The conflict is about “political numbers, not resources, because civilians, including women and children are being killed and nothing stolen”, he said.
“How do you kill a small child and shoot a pregnant woman? Why should you kill people at two in the morning, shoot people while they are still sleeping? These are the questions we need to ask ourselves,” said an Isiolo-based civil society worker.
|Since mid-October, seemingly organized attacks have claimed about 20 lives, including those of seven children, and led to the displacement of some 2,900 households|
“As we are talking, many Turkana have run away from their homes, it is really a pity,” said the civil society worker. “The Turkana also happen to be in quite a number of places where these developments will be.”
“Let the truth be told, the Turkana are holding large swathes of land to the detriment of other communities,” a senior member of Isiolo county council was reported as telling a recent meeting convened to discuss deteriorating security.
The Turkana are mainly located in the outskirts of Isiolo town.

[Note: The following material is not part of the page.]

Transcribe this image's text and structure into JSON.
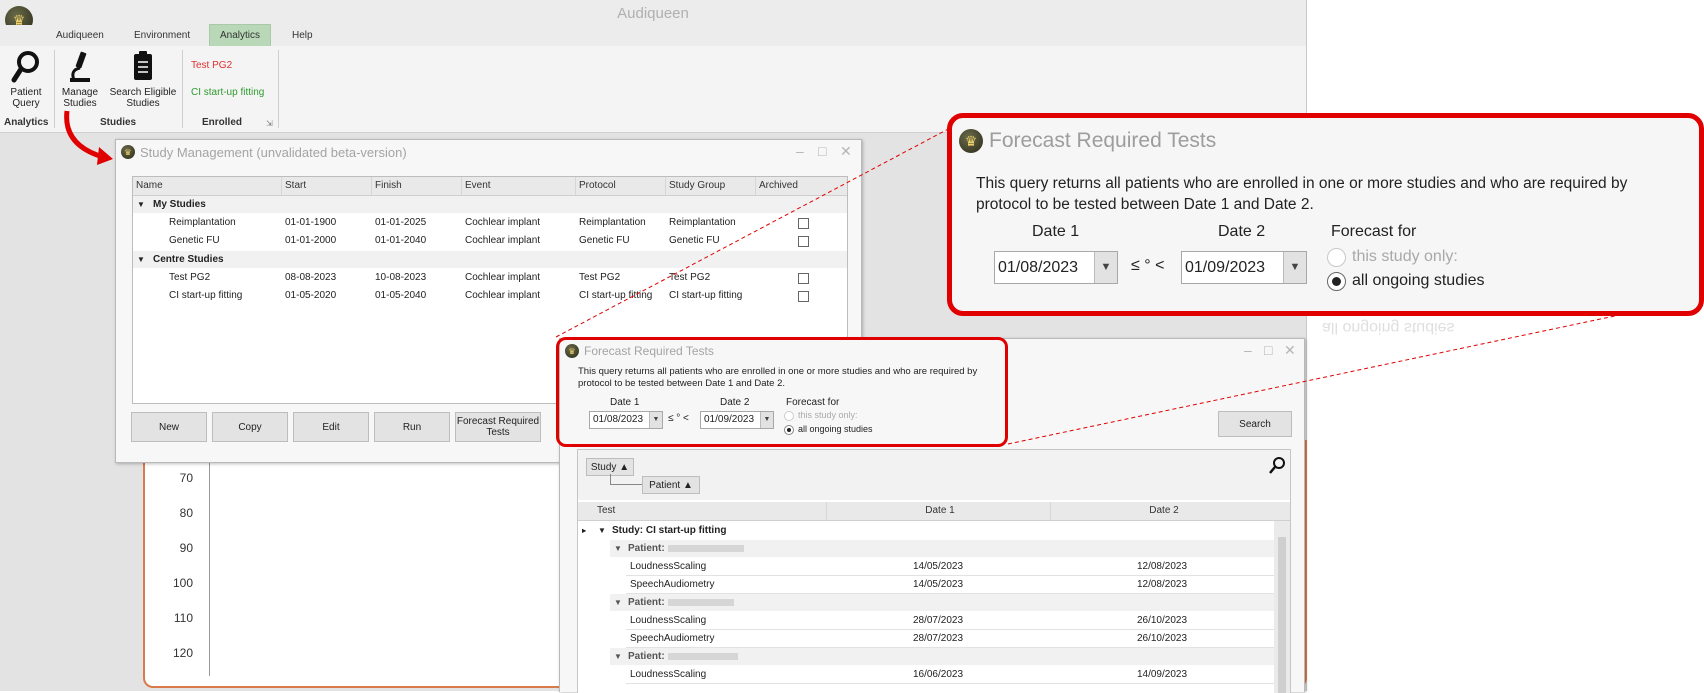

“There are five major communities in Isiolo which are all fighting for recognition. All of them think that they have a stake, leading to misunderstandings and the formation of alliances that have led to the loss of lives,” the civil society worker said.
“We want people to go back to normality with no more deaths. This kind of organized intimidation has to stop,” he said.
According to local sources who spoke to IRIN, a lack of clear land tenure policy has helped fuel conflict in the area as tracts earmarked for development are taken over, or “grabbed”, by people keen to cash in on Vision 2030.
Another source of tension is private game parks, known as “conservancies”, tourist destinations also designed to reduce poaching and promote community development. The Borana and Somali communities feel excluded from the economic benefits they deliver as well as their rich pastureland.
According to a priest in Isiolo, Jeremia Ndungu: “The great concern is how to broker peace among the communities who are unequal in matters of resources.”
Mama Kapua, a Turkana mother-of-12, fled her home in the Isiolo suburb of Kambi Garba after it was attacked on 22 October. Her husband, who stayed behind with one of their sons, died when the house was set on fire. The son escaped with burns.
“They [the attackers] are bringing in people from outside Isiolo who cannot speak Kiswahili. They are here to fight,” she told IRIN.
“My husband had nothing valuable worth being killed for. My son was preparing for exams,” she said, explaining that she managed to escape with the help of an ethnic Somali neighbour who lent her a niqab as a disguise.